Be a money player; Stay in control, your eyes on the prize; The Way We Spend

Be a money player; Stay in control, your eyes on the prize; The Way We Spend

schwartzSaul Schwartz of the School of Public Policy and Administration comments on consumer credit spending.

Byline: Meredith Macleod
Publication: Hamilton Spectator
Date: Thursday December 10th, 2009

If technology is making it easier to spend at will, blurring the connection between that new TV and what it’s draining out of your bank account, don’t expect it to get any better.

Wave a fob in front of a gas pump to buy 30 litres or tap a pad to buy a double-double. Chip-embedded credit cards often require no signature. Spending is easier, quicker, less thoughtful.

Experts see purchases made using iPods or even thumbprints or retina scans. Twitter founder Jack Dorsey just unveiled Square, a payment system using your smartphone.

If it’s just going to get easier to spend, how to find self-control?
Amanda Mills, a financial therapist with Loose Change in Toronto, says we have to examine our deep-rooted, subconscious relationship with money. That includes what we learned and observed in childhood.

“Money is a very addictive substance. In some families, it’s about power and control. In others, it was secretive and hidden. In others, it was the only way love was shown.”

One man would never sit down to pay bills because he immediately envisioned sitting in the back of his parents’ car as they went in to sign bankruptcy papers.

Another client refused to save anything because he had watched his family’s belongings be repossessed, and he believed nothing would ever truly be his.

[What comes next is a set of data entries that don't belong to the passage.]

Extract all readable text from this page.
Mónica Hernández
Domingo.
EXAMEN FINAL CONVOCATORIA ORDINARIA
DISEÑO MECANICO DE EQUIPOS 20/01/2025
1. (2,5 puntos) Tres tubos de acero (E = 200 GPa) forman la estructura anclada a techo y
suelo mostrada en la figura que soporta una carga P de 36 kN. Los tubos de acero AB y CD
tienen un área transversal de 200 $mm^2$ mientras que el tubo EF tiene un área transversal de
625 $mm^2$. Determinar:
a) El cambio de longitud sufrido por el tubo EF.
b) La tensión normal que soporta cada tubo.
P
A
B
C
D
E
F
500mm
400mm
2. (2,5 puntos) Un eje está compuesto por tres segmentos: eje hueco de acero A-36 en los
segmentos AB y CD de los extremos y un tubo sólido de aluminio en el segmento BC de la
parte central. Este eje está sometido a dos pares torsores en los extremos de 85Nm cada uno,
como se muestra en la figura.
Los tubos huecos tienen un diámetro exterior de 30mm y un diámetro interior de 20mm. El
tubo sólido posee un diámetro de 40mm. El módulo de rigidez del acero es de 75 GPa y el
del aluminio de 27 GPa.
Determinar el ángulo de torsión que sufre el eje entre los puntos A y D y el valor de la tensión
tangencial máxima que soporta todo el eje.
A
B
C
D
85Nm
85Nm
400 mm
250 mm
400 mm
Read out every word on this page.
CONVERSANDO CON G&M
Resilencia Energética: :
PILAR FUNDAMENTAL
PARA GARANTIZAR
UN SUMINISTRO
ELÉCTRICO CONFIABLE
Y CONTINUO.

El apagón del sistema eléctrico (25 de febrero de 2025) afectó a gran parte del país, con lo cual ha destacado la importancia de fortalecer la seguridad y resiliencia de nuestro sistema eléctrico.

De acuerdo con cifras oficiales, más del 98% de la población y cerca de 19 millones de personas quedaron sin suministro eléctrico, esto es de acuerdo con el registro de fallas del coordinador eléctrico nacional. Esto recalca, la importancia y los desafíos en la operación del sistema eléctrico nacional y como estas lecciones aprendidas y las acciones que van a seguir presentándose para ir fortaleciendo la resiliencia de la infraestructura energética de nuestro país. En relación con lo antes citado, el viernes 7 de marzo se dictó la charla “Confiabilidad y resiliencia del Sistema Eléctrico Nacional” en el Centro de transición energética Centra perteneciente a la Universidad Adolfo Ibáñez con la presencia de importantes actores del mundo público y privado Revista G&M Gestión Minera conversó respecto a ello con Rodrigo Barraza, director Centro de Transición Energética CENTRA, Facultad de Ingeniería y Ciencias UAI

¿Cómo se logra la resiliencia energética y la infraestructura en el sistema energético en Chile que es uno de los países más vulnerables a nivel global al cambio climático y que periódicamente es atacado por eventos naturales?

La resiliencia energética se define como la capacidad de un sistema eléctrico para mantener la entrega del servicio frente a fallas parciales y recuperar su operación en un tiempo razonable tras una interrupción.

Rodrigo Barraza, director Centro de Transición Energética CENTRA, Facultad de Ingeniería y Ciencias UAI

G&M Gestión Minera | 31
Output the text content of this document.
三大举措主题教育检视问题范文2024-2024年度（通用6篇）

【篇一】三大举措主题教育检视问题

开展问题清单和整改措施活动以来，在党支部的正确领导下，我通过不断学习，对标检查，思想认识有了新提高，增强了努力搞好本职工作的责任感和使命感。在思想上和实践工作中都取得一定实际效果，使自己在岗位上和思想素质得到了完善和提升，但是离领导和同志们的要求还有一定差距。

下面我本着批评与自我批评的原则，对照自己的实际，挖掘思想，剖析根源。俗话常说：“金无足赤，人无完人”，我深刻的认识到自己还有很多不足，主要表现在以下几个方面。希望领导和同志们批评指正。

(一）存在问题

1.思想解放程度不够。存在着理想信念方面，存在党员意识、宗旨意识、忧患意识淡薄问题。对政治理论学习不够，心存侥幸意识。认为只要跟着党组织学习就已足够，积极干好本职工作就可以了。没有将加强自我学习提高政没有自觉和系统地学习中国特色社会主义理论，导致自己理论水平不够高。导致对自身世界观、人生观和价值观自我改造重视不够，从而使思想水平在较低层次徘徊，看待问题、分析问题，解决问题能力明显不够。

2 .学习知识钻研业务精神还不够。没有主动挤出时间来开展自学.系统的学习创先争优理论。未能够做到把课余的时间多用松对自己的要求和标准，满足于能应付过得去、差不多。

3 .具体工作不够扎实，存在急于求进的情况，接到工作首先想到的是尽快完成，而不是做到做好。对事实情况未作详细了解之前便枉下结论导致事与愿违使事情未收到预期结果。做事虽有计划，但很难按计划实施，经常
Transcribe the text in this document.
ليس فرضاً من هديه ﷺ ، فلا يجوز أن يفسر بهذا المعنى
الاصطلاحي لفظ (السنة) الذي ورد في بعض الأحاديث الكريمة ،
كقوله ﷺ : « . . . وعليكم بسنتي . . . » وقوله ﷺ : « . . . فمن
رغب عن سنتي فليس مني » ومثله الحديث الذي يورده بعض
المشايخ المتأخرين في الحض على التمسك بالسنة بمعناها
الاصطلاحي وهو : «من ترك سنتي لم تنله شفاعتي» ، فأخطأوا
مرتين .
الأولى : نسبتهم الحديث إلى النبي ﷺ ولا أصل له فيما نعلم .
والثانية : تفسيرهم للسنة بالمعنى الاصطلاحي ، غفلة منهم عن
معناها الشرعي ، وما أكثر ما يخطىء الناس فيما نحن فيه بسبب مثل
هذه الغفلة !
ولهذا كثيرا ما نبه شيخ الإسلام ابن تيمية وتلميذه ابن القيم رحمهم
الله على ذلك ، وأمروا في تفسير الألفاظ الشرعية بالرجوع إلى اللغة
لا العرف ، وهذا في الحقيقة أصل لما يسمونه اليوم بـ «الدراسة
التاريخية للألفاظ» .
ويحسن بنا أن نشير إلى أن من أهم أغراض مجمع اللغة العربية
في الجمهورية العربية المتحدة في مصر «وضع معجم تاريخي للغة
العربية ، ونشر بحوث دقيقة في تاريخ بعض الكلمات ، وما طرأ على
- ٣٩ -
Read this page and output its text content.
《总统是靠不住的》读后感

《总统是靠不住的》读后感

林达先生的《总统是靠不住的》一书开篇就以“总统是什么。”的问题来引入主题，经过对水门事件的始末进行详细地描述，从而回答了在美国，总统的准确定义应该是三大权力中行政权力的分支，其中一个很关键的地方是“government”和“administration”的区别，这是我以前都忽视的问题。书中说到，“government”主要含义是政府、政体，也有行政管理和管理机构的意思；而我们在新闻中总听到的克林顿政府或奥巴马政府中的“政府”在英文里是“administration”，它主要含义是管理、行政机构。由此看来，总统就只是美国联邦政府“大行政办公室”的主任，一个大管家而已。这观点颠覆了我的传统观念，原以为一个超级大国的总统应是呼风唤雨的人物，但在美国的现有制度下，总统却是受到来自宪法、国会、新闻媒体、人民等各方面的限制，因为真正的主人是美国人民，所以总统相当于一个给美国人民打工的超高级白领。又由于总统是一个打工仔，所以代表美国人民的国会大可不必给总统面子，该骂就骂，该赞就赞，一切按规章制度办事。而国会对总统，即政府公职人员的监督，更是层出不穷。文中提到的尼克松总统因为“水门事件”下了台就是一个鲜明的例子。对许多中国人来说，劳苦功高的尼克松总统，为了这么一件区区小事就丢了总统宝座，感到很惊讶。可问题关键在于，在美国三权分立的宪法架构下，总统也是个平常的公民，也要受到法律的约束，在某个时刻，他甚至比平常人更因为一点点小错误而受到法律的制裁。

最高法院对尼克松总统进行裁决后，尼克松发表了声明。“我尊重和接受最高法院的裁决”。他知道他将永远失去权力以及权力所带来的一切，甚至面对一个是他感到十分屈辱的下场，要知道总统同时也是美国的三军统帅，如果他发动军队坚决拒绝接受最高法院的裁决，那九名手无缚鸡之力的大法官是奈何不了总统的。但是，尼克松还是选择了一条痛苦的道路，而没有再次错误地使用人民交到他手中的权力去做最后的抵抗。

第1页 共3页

“If people have a good relationship with money, they see it for what it is,” said Mills. “But for others, it’s very complex and deep-rooted …. Money projects part of ourselves we don’t want to acknowledge.”

So, as we wrap up these 13 weeks of The Way We Spend financial makeover, we know we’ve changed the lives of four local families.

The bigger question is: Will the economic misery of the past 14 months have a lasting impact on consumers? Have we learned that we can’t have everything we want when we want it? That it’s dangerous to live beyond our means?

Sadly, most experts we talked to for this series don’t think so.

Credit is so seductive and so entrenched and lenders make too much money doling out loans for things to really change, says Saul Schwartz, a professor of public policy and administration at Carleton University. “In five to 10 years we’ll forget
the lessons of 2008 and we’ll be back to the same cycle.”